Puis l'été a passé, les victoires se sont succédées et l'automne est arrivée. "Avec le temps, le Printemps arabe devient automne et hiver", nous livre tristement Sa Béatitude Mgr Fouad Twal, Patriarche Latin de Jérusalem. "Espérons que la communauté internationale soit consciente de ce danger et que tous travaillent pour le bien des citoyens qu’ils soient chrétiens, druzes, juifs ou musulmans". Espérons...
Car aujourd'hui, le printemps devient assez nettement un habituel Automne arabe. Alors que le CNT libyen semble annoncer une constitution régie par la charia, le parti islamiste Ennahda sort grand vainqueur des élections tunisiennes. D'ailleurs, ce ne sont pas seulement les tunisiens de Tunisie qui ont voté Ennahda mais également les tunisiens de France et d'Europe...
Charia, islamisme... Les mêmes qui se prenaient hier pour Gandhi se souviennent aujourd'hui que les révolutions suivent parfois des chemins tortueux.
Faut-il s'étonner de la tournure des événements en Libye?
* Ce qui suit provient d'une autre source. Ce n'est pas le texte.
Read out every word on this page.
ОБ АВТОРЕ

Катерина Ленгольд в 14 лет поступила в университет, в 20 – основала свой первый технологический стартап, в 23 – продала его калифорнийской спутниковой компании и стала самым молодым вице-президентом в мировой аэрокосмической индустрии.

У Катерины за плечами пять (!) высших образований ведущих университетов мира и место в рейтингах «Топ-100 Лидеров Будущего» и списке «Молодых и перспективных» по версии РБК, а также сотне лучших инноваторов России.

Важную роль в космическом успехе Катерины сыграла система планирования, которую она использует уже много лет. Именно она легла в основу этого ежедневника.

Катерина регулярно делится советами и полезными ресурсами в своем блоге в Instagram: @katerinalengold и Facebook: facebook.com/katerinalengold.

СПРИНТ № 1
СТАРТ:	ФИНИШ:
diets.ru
Bien-sûr que non. La charia codifie la vie personnelle, politique, économique et spirituelle des musulmans. Le peuple libyen n'ayant pas de constitution se tourne très logiquement vers le code qu'il connait mieux. D'autant plus que la France s'est appuyée ouvertement sur le Qatar (son armée, son poids politique, sa chaine Al Jazeera) dont la source première des lois est la charia. La question n'est donc pas d'empêcher la charia mais de faire attention à son application, ce qu'elle inclut, son interprétation.
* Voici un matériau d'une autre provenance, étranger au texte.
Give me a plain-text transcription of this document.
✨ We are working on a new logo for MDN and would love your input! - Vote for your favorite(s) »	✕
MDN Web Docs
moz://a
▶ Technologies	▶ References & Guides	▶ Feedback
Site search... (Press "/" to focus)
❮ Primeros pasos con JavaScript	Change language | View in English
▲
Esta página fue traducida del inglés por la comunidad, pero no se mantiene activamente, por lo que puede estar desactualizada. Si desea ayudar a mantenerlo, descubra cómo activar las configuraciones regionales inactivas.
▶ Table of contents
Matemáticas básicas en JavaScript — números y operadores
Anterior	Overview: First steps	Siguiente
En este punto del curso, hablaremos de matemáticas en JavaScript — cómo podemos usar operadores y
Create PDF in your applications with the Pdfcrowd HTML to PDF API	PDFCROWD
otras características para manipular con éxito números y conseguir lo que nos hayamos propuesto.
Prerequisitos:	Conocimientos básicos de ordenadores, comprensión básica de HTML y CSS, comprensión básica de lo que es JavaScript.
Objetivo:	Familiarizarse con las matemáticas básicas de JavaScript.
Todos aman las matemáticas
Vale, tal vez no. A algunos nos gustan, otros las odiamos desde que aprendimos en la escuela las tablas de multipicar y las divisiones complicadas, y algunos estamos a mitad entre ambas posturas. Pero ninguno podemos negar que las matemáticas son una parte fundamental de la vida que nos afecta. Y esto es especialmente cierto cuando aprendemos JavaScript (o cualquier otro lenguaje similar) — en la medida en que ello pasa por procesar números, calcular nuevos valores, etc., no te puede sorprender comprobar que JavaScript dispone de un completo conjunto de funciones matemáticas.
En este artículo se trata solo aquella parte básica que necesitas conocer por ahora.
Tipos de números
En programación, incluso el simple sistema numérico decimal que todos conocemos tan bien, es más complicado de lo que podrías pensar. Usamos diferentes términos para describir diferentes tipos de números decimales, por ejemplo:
Faut-il s'étonner de la tournure des événements en Tunisie? Bien-sûr que non. Ennahda a fait une campagne vigoureuse, patriotique. Le parti islamiste a su cristalliser la haine du passé et la critique de l'Occident en s'appuyant sur une organisation structurée. Le vote des tunisiens de France est révélateur. L'islamisme est devenu un lieu privilégié de repli culturel et identitaire.
Faut-il en avoir peur? C'est à cette question qu'il convient de répondre. Il me semble qu'il faut toujours avoir peur d'une situation politique gérée avec pragmatisme stratégique plutôt qu'avec détermination vertueuse. Le principal enjeu dans les pays à majorité musulmane est pour moi toujours le même : la liberté religieuse. Benoit XVI rappelait dans son message pour la paix en 2011 que la liberté religieuse est le chemin vers la paix. "J'exhorte donc les hommes et les femmes de bonne volonté à renouveler leur engagement pour la construction d'un monde où tous soient libres de professer leur religion ou leur foi, et de vivre leur amour pour Dieu de tout leur cœur, de toute leur âme et de tout leur esprit." A l'origine de la liberté morale, acquis de civilisation, patrimoine des peuples, elle est fondamentale. De cette liberté de croire ou de ne pas croire découle toute liberté. D'où la question cruciale de l'apostasie telle qu'elle est citée dans un hadith (al-Boukhari) du Prophète.
Comme Fouad Twal, comme les chrétiens d’Égypte, comme tous les chrétiens d'Orient, aujourd'hui j'ai évidemment peur. Cette liberté fondamentale d'être soi-même est en danger. Elle n'a d'ailleurs jamais vraiment existé, puisque les dictatures "laïques" toléraient tactiquement des communautés sans pour autant leur offrir une pleine liberté.
Alors comment faire avancer la liberté religieuse? En dialoguant, en se cultivant, en aimant. A la veille de la célébration par Benoit XVI des 25 ans de la rencontre d'Assise initiée par Jean-Paul II, nous avons une clef. En réétudiant le judaïsme qui fait partie intégrante de leur foi, les chrétiens ont mieux compris les juifs. En étudiant le judaïsme et le christianisme qu'ils ne connaissent pas, les musulmans pourraient enfin comprendre leurs minorités. Peut-être n'est-ce plus aux uns de dialoguer avec les autres mais bien aux autres de commencer à découvrir les uns.